Limitations and Challenges
- Tokenization Complexity and Consistency: Many methods rely on external tracking, segmentation, or rule-based procedures, which may be slow or non-end-to-end (Zheng et al., 29 May 2025). Recent work addresses this via fully differentiable segmentation (Zheng et al., 26 Feb 2026).
- Sensitivity to Hyperparameters: Dynamic token allocation, mask thresholds, token vocabulary size, and mask ratio require careful tuning for optimal efficiency and accuracy.
- Domain-Generalization: Spatial or semantic coverage may still be imperfect in new environments, requiring adaptation of hierarchical coding or clustering schemes (Najjar, 2023, Zhang et al., 23 Jun 2025).
- Interpretability Tradeoffs: Latent trajectory tokens (e.g., in Mirage) may not correspond to interpretable visual concepts, although they empirically align with spatial reasoning (Yang et al., 20 Jun 2025).

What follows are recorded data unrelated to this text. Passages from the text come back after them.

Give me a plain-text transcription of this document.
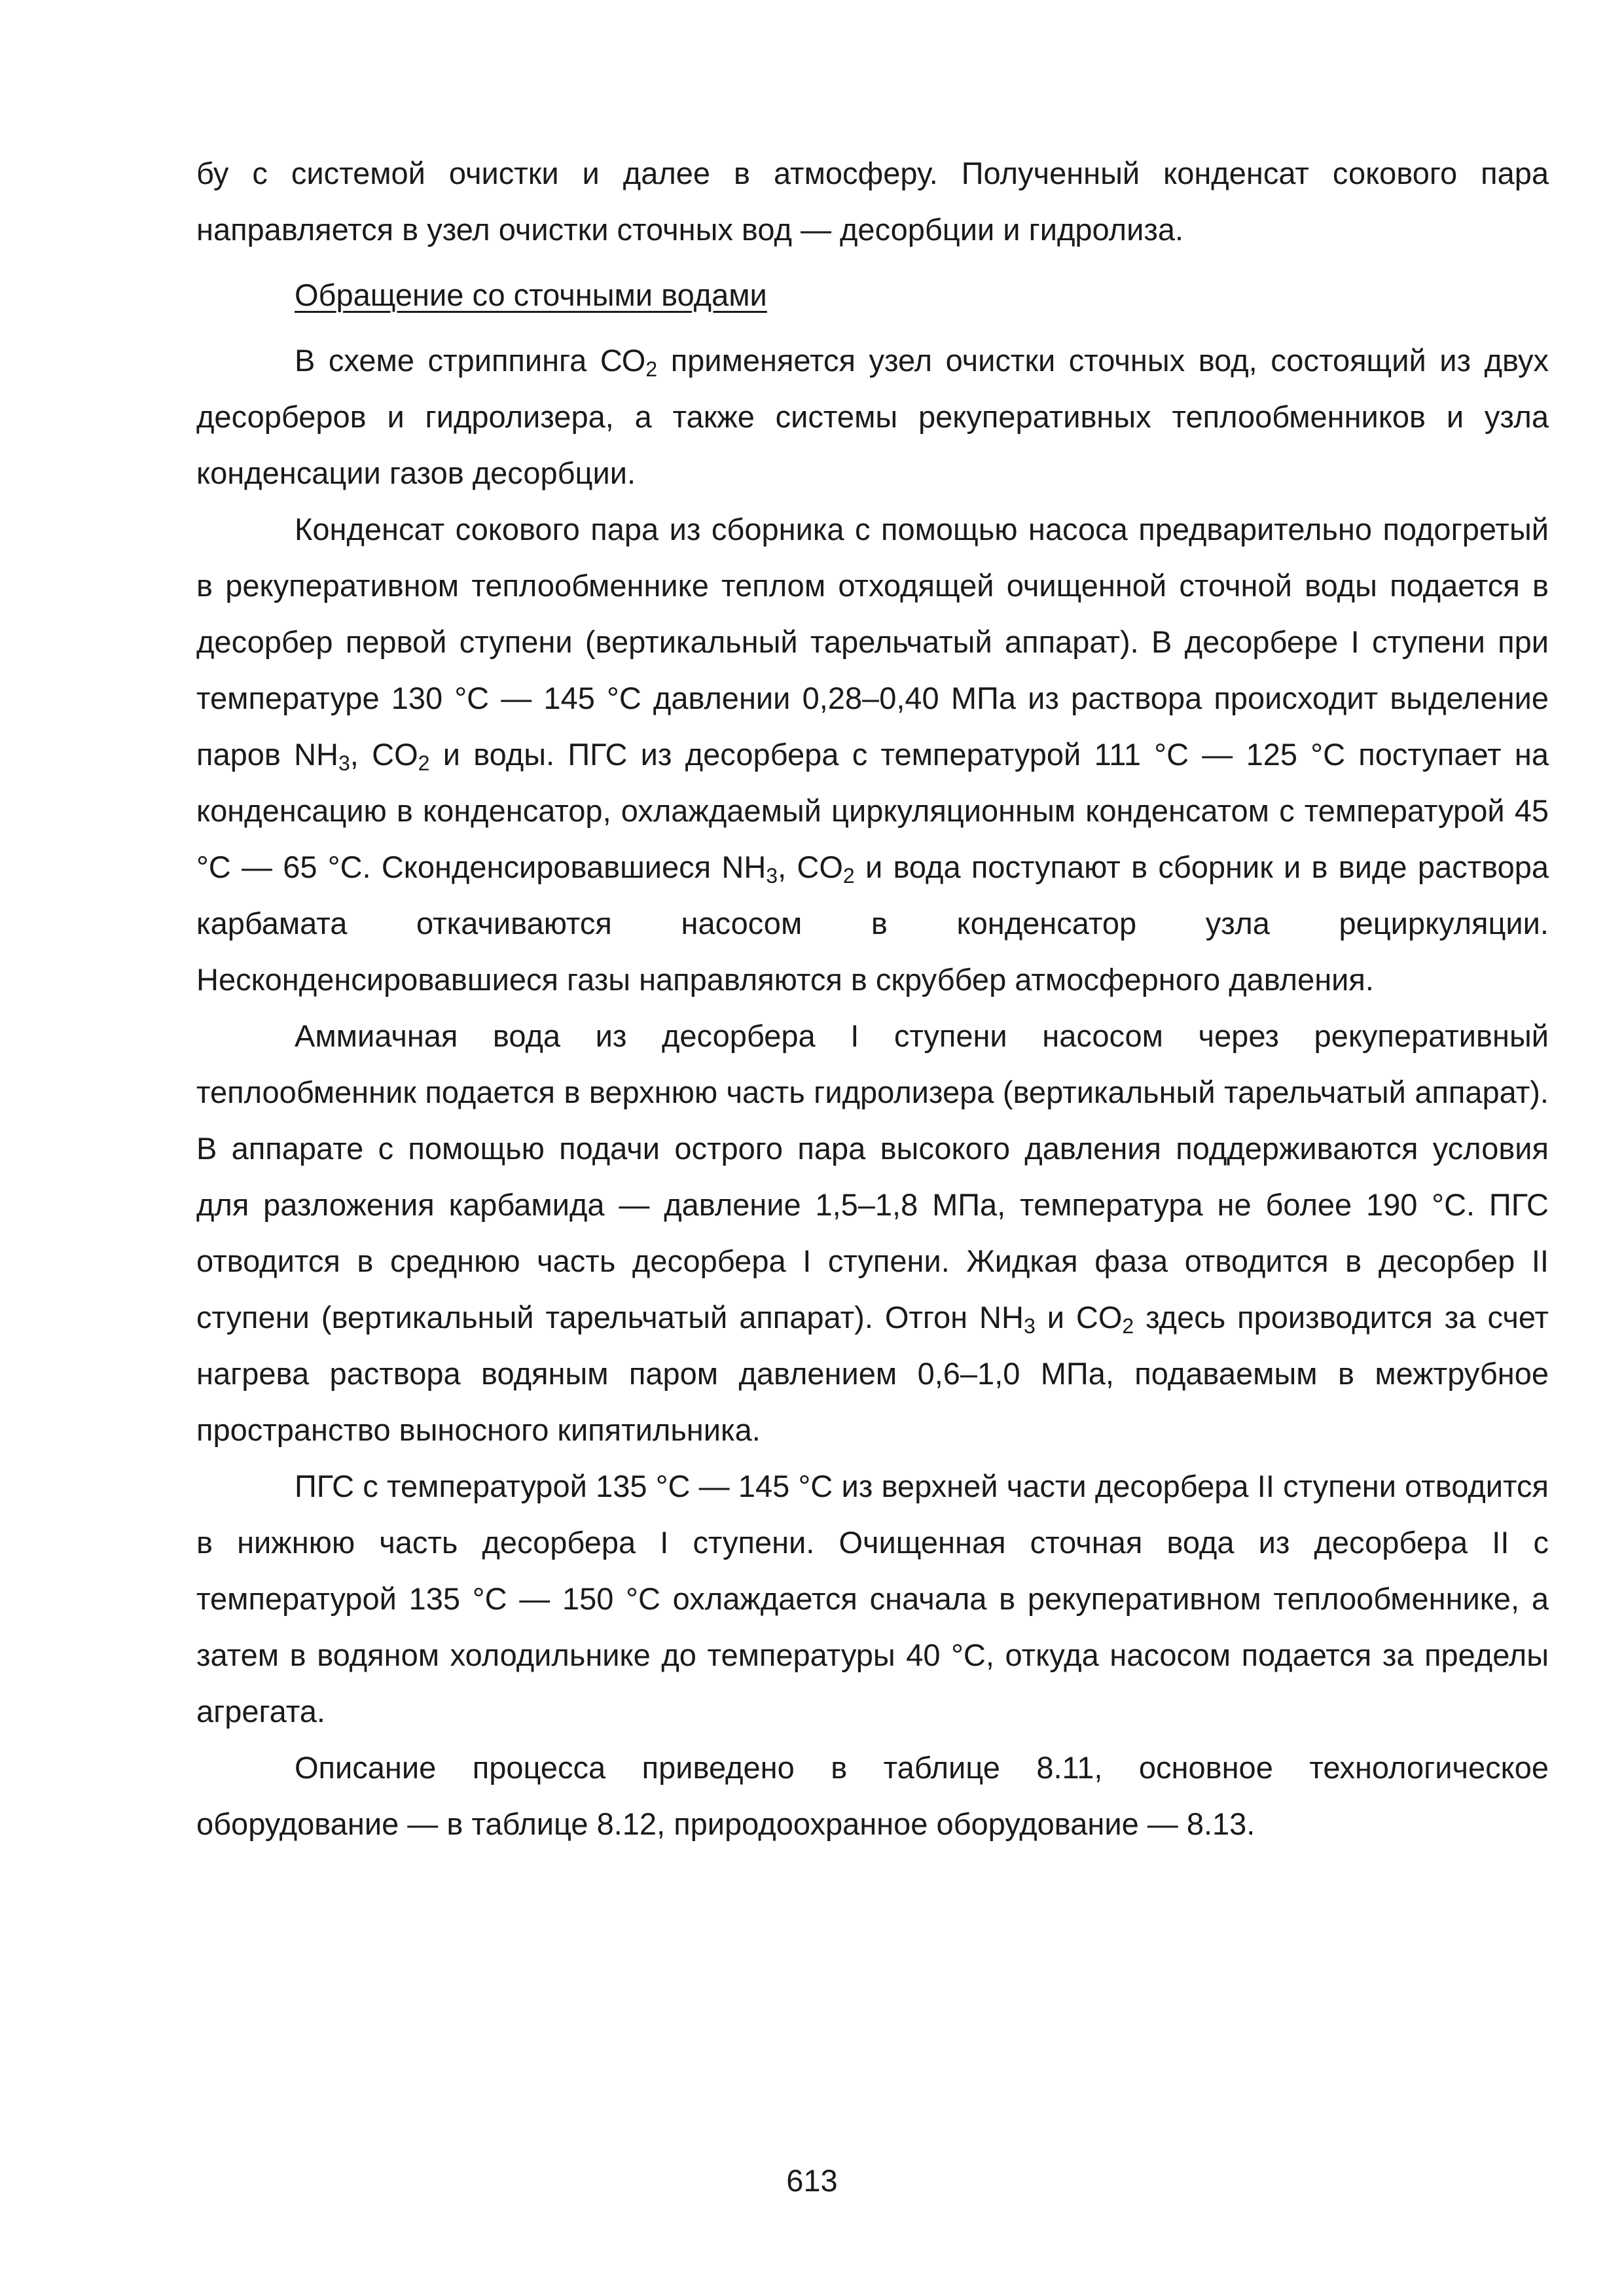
бу с системой очистки и далее в атмосферу. Полученный конденсат сокового пара направляется в узел очистки сточных вод — десорбции и гидролиза.

Обращение со сточными водами

В схеме стриппинга $СО_2$ применяется узел очистки сточных вод, состоящий из двух десорберов и гидролизера, а также системы рекуперативных теплообменников и узла конденсации газов десорбции.

Конденсат сокового пара из сборника с помощью насоса предварительно подогретый в рекуперативном теплообменнике теплом отходящей очищенной сточной воды подается в десорбер первой ступени (вертикальный тарельчатый аппарат). В десорбере I ступени при температуре 130 °С — 145 °С давлении 0,28–0,40 МПа из раствора происходит выделение паров $NH_3$, $CO_2$ и воды. ПГС из десорбера с температурой 111 °С — 125 °С поступает на конденсацию в конденсатор, охлаждаемый циркуляционным конденсатом с температурой 45 °С — 65 °С. Сконденсировавшиеся $NH_3$, $CO_2$ и вода поступают в сборник и в виде раствора карбамата откачиваются насосом в конденсатор узла рециркуляции. Несконденсировавшиеся газы направляются в скруббер атмосферного давления.

Аммиачная вода из десорбера I ступени насосом через рекуперативный теплообменник подается в верхнюю часть гидролизера (вертикальный тарельчатый аппарат). В аппарате с помощью подачи острого пара высокого давления поддерживаются условия для разложения карбамида — давление 1,5–1,8 МПа, температура не более 190 °С. ПГС отводится в среднюю часть десорбера I ступени. Жидкая фаза отводится в десорбер II ступени (вертикальный тарельчатый аппарат). Отгон $NH_3$ и $CO_2$ здесь производится за счет нагрева раствора водяным паром давлением 0,6–1,0 МПа, подаваемым в межтрубное пространство выносного кипятильника.

ПГС с температурой 135 °С — 145 °С из верхней части десорбера II ступени отводится в нижнюю часть десорбера I ступени. Очищенная сточная вода из десорбера II с температурой 135 °С — 150 °С охлаждается сначала в рекуперативном теплообменнике, а затем в водяном холодильнике до температуры 40 °С, откуда насосом подается за пределы агрегата.

Описание процесса приведено в таблице 8.11, основное технологическое оборудование — в таблице 8.12, природоохранное оборудование — 8.13.

613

6. Theoretical and Implementation Frameworks
Several formal and pseudo-code frameworks are specified:
- Bag-of-tokens JSD Computation: Explicit L1 normalization, followed by JSD metric computation for distance-based classification (Nguyen et al., 1 Aug 2025).
- Learnable Perceiver-based Clustering: Unsupervised attention or Perceiver modules learn soft segmentations over spatio-temporal features to produce hard/soft trajectory masks (Zheng et al., 26 Feb 2026).
- Policy Gradient with Horvitz-Thompson Correction: Subsampling with inclusion probabilities per token, producing unbiased but higher-variance RL signals (Sang et al., 20 Feb 2026).
- Sample/Pseudo-label-based RL for Token Samplers: Joint PPO and reconstruction objectives for adaptive masking in masked video models, with alternating train/freeze schedules (Rai et al., 13 May 2025).
- Spatially-Aware Smoothing in Label Space: Probability mass for near-misses is distributed proportional to spatial proximity, enhancing model tolerance to minor prediction errors (Zhang et al., 23 Jun 2025).
7. Outlook and Open Directions
Research on trajectory tokens continues to develop in the following directions:
- End-to-end and Differentiable Tokenization: Joint training of tokenizers and downstream models to adapt trajectory decomposition to task-specific loss functions (Zheng et al., 26 Feb 2026).
- Semantics-Driven and Adaptive Tokenization: Dynamic allocation and sub-tokenization based on downstream supervision, semantic richness, or entity-level priors (Kumar et al., 5 Aug 2025, Zheng et al., 26 Feb 2026).
- Hybrid Discrete-Continuous Representations: Use of both discrete (e.g., spatial hashes, linguistic tokens) and continuous (e.g., latent visual embeddings) tokens within the same trajectory, supporting multimodal and joint reasoning (Yang et al., 20 Jun 2025).
- RL and Selective Update Paradigms: Token-selective objectives in RL (GTPO, NAT; (Simoni et al., 5 Aug 2025, Sang et al., 20 Feb 2026)) provide scalable training for long-sequence LLMs and sequential decision processes.
- Foundation Models for Spatio-Temporal Data: Universal tokenization frameworks for large-scale, real-world sequential data (mobility, event logs), enabling generalizable pre-training and fine-tuning (Najjar, 2023).
- Privacy and Interpretability: Ensuring trajectory tokenization preserves privacy and supports introspection, particularly in human behavioral modeling contexts.
Trajectory tokens thus constitute a pervasive, foundational primitive in current machine learning—enabling efficient, scalable, and semantically coherent modeling of complex sequential, spatio-temporal, and agent-based processes.